I’m having an issue where I’m trying to make something backward compatible with some changes I’ve made so I’m doing this:
$model->filter('my_col', 'IN', array(
null,
0,
''
));
The problem is, when I do this I get no results from rows with null columns . If I change the columns to 0 or empty string, I do get results. However, if I do this:
$model->filter('my_col', null);
I do get results from rows with null columns. So there seems to be some discrepancy here. Any thoughts?
There is currently not an exception with the IN
operator for null handling, which is necessary in MySQL; the IN
operator won’t work with null
as an option, and must be used with the special IS NULL
where clause. E.g.:
WHERE `field` IN (null, 0, '')
Will not return rows where field
is null
, so:
WHERE `field` IN (0, '')
OR `field` IS NULL
Will return all three. Applied to models, that would mean:
$model->filter('field', 'IN', array(0, ''))

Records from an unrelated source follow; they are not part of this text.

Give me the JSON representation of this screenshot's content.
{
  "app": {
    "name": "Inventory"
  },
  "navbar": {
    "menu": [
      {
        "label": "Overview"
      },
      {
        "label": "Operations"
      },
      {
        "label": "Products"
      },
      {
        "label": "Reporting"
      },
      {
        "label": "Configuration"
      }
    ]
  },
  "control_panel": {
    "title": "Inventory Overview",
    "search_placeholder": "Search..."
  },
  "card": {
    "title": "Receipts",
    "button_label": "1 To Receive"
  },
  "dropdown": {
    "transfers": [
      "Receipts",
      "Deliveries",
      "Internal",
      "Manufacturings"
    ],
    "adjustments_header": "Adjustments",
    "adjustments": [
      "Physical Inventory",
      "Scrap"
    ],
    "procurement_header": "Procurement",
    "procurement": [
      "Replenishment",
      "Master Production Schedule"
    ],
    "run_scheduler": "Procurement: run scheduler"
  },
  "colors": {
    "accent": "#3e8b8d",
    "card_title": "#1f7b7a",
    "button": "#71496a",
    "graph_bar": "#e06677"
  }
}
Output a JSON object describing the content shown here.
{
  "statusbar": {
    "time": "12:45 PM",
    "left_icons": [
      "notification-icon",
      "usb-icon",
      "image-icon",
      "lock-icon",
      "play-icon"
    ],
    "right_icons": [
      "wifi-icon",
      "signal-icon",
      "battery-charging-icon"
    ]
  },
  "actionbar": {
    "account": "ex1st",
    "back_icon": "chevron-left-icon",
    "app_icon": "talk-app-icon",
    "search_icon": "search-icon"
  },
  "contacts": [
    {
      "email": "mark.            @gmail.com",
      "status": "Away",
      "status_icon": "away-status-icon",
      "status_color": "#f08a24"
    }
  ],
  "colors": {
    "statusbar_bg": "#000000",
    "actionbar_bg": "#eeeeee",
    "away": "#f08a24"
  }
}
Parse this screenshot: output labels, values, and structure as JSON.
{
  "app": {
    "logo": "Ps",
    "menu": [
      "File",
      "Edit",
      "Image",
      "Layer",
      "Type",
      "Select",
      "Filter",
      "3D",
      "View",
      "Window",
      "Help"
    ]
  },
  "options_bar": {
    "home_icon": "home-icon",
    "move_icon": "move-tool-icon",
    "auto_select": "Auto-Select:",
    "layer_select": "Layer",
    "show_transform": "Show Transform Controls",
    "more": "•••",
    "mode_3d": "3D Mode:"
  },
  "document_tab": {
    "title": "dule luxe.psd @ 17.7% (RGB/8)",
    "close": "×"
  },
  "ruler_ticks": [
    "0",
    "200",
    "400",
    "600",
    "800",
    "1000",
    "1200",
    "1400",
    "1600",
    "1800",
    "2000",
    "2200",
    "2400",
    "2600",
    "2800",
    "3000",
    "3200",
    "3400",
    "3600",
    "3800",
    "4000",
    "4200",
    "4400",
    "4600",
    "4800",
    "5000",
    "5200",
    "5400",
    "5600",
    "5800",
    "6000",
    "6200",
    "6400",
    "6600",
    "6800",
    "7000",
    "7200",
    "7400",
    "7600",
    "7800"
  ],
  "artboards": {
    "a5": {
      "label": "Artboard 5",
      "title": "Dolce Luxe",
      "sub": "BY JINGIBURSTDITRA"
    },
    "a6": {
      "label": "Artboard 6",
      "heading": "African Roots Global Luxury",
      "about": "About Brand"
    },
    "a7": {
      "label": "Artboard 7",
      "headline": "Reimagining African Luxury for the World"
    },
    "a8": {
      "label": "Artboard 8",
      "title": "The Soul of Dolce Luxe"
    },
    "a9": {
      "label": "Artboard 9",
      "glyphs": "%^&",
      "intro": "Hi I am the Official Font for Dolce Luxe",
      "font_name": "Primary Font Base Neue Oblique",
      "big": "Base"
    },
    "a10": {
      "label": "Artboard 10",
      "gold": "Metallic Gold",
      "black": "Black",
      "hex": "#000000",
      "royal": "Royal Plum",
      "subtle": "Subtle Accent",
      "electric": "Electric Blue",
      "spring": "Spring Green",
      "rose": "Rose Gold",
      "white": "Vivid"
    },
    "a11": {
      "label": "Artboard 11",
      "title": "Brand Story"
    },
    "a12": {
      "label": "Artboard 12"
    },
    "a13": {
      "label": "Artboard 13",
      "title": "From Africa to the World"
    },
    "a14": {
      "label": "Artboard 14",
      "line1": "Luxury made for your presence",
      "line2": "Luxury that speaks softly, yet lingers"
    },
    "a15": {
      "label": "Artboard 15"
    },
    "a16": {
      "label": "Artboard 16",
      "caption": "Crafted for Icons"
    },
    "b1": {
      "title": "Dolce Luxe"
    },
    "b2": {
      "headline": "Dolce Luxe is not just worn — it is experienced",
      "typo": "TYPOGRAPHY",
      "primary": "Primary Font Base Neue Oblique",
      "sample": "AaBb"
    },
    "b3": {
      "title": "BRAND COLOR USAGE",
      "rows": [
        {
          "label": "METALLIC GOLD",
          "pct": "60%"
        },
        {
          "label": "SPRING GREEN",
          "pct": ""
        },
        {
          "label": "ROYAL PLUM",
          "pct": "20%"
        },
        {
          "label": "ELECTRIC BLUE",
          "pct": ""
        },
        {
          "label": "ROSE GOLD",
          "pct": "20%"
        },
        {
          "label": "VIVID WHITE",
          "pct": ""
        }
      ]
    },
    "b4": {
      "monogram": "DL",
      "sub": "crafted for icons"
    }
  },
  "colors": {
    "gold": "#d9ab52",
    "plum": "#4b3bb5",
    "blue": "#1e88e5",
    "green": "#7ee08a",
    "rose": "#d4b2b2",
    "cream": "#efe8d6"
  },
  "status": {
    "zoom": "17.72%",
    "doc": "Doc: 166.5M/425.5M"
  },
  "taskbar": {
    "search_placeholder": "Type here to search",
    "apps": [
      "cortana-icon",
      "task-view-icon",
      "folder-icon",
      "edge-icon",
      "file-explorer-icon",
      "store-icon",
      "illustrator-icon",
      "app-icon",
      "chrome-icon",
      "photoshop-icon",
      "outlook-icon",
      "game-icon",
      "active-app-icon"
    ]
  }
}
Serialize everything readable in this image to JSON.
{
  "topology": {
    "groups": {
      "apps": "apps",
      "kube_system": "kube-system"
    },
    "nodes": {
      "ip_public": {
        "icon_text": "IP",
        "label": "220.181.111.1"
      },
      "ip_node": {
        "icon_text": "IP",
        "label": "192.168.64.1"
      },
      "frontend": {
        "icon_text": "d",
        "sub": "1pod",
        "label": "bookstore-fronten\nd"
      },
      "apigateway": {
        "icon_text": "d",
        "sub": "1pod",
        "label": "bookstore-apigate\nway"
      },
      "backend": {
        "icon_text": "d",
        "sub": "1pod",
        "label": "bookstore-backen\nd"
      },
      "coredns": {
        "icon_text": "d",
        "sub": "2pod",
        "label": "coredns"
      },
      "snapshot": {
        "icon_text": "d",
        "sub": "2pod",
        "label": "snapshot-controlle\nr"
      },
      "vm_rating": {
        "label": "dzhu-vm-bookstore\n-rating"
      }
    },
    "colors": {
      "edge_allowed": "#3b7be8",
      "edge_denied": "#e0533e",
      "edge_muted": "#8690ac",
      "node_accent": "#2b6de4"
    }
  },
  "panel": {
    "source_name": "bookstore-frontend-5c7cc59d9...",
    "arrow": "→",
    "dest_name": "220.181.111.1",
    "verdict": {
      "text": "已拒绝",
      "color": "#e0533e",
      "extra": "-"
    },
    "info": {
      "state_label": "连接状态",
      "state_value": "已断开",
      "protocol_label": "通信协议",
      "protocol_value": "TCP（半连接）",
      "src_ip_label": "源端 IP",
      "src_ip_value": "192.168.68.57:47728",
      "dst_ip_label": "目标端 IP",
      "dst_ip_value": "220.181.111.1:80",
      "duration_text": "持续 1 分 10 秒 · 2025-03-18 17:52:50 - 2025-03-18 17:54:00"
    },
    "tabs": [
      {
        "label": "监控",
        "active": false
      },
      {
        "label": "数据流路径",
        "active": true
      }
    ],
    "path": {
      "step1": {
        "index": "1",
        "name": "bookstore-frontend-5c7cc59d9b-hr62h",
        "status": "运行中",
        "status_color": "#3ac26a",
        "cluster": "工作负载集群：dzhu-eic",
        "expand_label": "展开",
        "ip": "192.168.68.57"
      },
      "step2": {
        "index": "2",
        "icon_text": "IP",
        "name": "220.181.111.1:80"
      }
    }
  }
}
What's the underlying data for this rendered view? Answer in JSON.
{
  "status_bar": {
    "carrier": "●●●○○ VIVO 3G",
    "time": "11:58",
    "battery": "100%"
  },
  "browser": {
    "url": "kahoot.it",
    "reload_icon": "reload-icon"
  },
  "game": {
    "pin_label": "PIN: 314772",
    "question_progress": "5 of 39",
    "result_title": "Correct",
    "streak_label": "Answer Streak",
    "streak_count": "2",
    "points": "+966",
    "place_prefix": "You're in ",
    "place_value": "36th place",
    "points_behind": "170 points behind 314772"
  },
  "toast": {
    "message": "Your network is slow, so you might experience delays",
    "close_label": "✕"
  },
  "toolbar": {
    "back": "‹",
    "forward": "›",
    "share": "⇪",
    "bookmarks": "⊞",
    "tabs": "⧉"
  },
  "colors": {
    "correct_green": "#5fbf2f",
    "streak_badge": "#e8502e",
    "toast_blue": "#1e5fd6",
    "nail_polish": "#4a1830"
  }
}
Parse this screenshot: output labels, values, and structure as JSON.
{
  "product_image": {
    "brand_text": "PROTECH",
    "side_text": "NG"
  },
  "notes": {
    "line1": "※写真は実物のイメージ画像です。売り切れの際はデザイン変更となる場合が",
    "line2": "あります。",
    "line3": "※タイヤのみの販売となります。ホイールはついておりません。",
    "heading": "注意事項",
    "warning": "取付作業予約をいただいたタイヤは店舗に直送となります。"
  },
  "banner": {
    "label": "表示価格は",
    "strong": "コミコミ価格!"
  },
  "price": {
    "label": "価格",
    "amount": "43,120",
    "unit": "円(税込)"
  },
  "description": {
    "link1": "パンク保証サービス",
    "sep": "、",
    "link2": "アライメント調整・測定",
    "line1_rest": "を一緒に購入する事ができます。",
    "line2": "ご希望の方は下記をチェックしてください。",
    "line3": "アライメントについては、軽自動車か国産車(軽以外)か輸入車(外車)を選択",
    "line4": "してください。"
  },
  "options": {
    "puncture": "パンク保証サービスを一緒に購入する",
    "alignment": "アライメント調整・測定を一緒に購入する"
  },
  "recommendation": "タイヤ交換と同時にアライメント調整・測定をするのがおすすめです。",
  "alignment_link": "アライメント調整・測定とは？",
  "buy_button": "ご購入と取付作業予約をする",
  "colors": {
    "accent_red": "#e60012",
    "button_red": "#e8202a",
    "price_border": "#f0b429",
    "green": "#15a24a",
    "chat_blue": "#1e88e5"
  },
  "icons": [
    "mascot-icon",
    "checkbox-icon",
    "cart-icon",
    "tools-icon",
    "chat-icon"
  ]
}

->orFilter('field', null);
Though I see that it would be valuable here for the models to handle that for you, further abstracting the logic that is dictated by MySQL, so I’ll bring it up with the team and see if it’s something we could handle in the future.
Oooooo, that makes sense. For whatever reason, it did not occur to me this was a MySQL problem. I guess I’ve never tried to do an IN
query with null before.
I’d love to have the the models handle that, though I’ve actually refactored and changed some schema to get around the issue in this case.